Failure of McGoldrick Recall to Qualify Should Give Proponents Pause

by Paul Hogarth via Beyond Chron
Tuesday, June 26, 2007 : On June 22nd, business interests who want to recall Supervisor Jake McGoldrick failed to gather enough signatures to put it on the November ballot - falling about 1,000 signatures short. But proponents of this effort, which include the local Republican Party, told the San Francisco Examiner that they will now try for the February 2008 ballot.
Because state law requires them to collect all 3,573 signatures in 120 days, proponents must complete the petition gathering by September 14th without having to start again from scratch. While that's a doable goal (especially with the group's financial resources and high-priced consultants), putting the recall on the same ballot as the Democratic presidential primary is a doomed strategy. Progressives will be voting in droves next year, so a campaign that urges the ouster of a Supervisor because he championed Healthy Saturdays in Golden Gate Park and a bus-only lane on Geary Boulevard will not get much traction. The June 2008 ballot should be more favorable, but by then McGoldrick will almost be out of office - which calls into question the sheer absurdity of such an endeavor.

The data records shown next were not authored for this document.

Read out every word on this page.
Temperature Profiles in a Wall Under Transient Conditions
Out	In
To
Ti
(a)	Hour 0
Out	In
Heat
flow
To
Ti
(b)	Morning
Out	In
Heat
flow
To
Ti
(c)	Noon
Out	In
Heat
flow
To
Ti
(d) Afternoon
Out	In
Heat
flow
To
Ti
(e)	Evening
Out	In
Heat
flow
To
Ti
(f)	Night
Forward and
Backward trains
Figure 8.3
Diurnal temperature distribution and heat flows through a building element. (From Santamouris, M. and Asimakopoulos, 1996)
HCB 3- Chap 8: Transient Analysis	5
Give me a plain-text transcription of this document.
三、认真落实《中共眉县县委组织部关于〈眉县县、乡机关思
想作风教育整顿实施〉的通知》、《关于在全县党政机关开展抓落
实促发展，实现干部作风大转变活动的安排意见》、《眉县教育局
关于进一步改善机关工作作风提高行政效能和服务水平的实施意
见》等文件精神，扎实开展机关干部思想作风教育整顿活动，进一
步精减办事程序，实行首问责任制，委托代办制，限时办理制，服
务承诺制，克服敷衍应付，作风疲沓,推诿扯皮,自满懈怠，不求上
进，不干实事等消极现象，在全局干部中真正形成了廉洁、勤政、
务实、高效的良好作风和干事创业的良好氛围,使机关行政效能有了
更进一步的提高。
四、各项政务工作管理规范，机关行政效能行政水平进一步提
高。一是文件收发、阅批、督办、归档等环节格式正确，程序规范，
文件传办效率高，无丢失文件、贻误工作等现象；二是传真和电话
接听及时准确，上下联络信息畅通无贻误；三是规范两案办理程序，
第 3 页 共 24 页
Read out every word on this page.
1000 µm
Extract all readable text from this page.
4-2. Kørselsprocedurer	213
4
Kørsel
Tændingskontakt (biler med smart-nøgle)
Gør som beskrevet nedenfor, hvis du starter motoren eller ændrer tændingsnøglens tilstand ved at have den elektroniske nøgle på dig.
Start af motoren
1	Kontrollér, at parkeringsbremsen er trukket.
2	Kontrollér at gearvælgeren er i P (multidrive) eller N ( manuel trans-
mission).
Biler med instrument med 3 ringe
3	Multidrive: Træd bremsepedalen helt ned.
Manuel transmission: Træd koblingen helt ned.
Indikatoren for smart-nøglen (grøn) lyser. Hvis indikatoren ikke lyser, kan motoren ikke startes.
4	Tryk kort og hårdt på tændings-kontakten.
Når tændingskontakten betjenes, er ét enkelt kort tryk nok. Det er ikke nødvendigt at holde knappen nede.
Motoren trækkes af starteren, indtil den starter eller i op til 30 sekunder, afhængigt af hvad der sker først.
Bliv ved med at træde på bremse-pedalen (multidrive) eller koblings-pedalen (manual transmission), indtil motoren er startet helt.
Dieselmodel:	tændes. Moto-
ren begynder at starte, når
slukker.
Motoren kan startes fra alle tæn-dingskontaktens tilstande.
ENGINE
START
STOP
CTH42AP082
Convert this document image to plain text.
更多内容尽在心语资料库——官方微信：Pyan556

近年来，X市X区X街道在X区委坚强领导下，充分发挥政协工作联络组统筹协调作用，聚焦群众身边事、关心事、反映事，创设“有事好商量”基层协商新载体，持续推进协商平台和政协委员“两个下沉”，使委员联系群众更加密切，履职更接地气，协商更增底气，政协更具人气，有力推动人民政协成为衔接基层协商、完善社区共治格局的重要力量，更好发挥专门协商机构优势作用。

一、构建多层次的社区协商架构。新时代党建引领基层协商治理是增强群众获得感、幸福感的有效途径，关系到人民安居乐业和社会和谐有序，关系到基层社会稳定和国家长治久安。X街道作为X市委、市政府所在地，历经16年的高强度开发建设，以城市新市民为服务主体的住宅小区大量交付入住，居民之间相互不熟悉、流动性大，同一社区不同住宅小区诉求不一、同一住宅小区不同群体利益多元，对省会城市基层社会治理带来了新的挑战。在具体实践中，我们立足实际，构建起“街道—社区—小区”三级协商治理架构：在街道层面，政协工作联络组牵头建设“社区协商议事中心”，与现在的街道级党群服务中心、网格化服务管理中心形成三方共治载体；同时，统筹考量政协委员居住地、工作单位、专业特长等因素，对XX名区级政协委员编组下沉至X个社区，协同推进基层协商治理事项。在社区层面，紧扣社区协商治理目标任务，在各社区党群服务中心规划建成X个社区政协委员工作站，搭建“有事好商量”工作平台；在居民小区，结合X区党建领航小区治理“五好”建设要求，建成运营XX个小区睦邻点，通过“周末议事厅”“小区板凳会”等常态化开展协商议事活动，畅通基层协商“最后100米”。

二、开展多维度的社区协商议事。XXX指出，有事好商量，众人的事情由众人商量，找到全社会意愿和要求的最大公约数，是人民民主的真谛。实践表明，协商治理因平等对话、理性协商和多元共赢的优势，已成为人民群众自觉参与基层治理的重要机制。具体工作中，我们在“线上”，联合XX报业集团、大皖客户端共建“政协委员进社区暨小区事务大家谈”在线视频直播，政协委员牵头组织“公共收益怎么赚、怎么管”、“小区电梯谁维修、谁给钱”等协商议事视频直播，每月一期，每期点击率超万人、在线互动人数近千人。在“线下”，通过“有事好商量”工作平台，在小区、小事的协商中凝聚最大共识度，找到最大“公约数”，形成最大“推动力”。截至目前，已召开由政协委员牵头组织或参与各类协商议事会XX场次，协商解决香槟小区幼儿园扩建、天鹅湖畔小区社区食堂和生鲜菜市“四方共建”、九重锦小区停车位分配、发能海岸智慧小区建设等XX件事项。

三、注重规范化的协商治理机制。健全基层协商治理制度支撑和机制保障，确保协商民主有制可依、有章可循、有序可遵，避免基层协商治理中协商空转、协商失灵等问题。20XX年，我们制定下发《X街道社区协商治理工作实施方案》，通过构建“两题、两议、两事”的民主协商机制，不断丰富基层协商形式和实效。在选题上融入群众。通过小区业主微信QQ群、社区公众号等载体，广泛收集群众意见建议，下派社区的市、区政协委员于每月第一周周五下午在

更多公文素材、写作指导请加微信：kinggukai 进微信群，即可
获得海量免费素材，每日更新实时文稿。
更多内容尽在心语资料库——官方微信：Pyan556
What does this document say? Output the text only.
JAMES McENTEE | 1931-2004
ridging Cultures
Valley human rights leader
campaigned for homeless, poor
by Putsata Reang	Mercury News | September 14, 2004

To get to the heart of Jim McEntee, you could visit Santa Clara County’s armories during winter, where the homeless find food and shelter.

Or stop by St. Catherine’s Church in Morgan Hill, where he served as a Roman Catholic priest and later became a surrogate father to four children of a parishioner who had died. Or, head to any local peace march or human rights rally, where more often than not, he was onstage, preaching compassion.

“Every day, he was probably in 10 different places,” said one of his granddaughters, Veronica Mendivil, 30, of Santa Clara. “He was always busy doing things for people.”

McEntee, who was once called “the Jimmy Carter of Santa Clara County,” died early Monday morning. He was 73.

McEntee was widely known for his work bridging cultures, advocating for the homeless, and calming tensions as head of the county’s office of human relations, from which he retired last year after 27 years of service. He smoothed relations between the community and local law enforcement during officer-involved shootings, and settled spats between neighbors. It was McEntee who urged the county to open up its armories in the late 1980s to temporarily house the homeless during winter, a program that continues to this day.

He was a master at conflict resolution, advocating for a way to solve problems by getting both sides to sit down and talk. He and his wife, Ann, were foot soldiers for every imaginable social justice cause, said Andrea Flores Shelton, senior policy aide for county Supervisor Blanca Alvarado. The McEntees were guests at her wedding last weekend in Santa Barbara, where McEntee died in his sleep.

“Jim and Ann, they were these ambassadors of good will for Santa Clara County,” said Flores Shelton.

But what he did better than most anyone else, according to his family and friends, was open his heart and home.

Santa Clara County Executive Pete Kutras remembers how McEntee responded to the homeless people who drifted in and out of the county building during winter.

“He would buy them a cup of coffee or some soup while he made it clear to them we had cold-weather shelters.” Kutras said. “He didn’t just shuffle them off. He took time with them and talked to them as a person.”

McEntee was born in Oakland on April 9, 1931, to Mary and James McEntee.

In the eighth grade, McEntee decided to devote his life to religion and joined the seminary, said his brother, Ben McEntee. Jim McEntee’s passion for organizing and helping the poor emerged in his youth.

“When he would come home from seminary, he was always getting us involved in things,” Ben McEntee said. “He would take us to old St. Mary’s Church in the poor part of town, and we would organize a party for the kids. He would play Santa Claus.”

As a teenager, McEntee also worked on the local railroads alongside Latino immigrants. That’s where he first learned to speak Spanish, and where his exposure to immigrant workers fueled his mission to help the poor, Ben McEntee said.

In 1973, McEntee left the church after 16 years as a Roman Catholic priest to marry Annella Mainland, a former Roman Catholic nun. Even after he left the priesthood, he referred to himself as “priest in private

To recall a San Francisco Supervisor, the City Charter requires that at least 10% of registered voters in the district sign a petition within a 120-day period. Proponents of the McGoldrick recall took out papers at the Department of Elections on May 18th, so they still technically have until September to qualify a recall election. But in order to have the recall coincide with the Mayor's race, the Elections Department needed thirty days to verify the signatures before the July cut-off. They failed to get it on time, so the next possibility is the February 2008 ballot, which will not help their cause.